Transnet on Wednesday doubled its pay-increase offer to 3% to head off the strike action. The proposed raise is well below annual inflation of 7.6%.
The company’s offer “is not aligned with the mandate that was given to us by the members,” Cobus van Vuuren, general secretary of Untu, as the labour union is known, said in a phone interview on Thursday. “The strike is on. There is action across the country.”
Transnet’s rail and port facilities are key to South African exports of bulk commodities such as coal, iron ore, chrome and manganese. A strike would add to the damage the economy suffered in April, when floods in the eastern KwaZulu-Natal province destroyed rail infrastructure and disrupted operations at harbours.

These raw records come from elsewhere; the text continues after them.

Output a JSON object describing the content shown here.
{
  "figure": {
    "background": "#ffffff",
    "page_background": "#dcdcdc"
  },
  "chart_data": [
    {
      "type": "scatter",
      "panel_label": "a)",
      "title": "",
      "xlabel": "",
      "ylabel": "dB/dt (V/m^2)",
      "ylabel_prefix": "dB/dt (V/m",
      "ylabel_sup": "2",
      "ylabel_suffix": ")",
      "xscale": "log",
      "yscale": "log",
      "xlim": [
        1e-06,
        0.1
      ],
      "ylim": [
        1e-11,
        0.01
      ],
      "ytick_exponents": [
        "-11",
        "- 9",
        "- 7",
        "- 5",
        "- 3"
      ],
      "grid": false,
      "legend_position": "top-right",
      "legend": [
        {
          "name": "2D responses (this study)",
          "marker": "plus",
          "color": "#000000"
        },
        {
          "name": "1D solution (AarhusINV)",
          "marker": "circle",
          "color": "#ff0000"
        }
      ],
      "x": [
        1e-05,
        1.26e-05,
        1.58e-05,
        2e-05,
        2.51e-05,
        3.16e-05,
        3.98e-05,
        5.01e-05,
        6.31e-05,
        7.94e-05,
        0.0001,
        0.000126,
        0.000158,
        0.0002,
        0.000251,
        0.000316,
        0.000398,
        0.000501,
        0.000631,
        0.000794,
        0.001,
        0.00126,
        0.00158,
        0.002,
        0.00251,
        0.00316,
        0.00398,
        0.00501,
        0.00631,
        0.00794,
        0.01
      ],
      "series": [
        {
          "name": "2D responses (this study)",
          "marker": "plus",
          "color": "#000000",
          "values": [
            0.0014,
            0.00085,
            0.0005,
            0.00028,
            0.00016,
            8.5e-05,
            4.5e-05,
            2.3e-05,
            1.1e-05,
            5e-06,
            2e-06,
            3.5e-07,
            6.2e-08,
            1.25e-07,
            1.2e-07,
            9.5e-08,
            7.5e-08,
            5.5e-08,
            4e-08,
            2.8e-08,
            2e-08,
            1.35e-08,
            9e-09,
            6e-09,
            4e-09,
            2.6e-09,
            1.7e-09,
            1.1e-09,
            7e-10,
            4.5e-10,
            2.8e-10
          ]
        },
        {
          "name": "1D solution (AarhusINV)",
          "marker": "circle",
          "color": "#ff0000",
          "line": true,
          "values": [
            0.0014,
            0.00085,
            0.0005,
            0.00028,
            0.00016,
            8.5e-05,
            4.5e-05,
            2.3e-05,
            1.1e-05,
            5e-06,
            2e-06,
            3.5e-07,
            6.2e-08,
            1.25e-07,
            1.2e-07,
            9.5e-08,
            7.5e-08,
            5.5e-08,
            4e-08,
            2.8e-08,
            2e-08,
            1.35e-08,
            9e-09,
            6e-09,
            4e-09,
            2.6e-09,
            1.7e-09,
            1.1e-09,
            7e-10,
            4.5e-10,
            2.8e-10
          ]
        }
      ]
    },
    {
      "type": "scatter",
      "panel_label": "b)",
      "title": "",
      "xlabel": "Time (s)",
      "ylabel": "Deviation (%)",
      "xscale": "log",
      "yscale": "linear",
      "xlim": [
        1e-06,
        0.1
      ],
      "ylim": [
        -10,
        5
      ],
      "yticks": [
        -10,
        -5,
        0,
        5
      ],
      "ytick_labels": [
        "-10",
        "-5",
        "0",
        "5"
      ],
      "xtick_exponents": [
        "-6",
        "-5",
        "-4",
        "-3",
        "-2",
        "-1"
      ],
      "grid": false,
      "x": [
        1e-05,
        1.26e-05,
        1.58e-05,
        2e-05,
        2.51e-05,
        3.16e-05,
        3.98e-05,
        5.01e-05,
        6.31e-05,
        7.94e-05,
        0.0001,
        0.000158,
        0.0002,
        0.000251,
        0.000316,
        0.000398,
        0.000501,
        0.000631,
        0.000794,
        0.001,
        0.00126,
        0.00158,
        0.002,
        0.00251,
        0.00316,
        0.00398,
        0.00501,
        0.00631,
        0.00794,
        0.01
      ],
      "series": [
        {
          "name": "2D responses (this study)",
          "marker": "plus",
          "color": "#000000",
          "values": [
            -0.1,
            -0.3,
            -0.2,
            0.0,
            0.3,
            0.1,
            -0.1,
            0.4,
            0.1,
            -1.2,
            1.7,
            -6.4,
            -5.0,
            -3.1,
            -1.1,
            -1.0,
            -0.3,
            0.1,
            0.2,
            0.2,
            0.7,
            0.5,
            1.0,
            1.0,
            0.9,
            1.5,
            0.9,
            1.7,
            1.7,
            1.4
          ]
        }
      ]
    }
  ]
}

Existing logistics constraints at Transnet are expected to cost South Africa’s mining industry R50 billion in lost opportunities this year, Roger Baxter, chief executive officer of Minerals Council South Africa, said at a conference on Wednesday.
The poor performance of Transnet rail lines and other infrastructure is as bad for the industry as the regular power outages the state electricity provider is implementing, he said.
“At a logistics level, the performance is as bad as what it is at an energy level,” he said.
Transnet is assessing the impact of the strike on operations, spokeswoman Ayanda Shezi said.
“Our priority is to protect assets and those employees who have reported for duty,” she said in a text message on Thursday. “The strike is illegal and unprotected as certain prescripts were not followed in applying to strike.”
The remuneration of state employees accounts for almost a third of total government spending, and keeping it in check is key to the National Treasury’s plans to rein in its budget deficit and bring runaway state debt under control.
In July, Eskom, the state power utility, signed a pay deal with labour unions for a 7% increase to end an impasse that triggered a week of illegal protests and deepened electricity outages.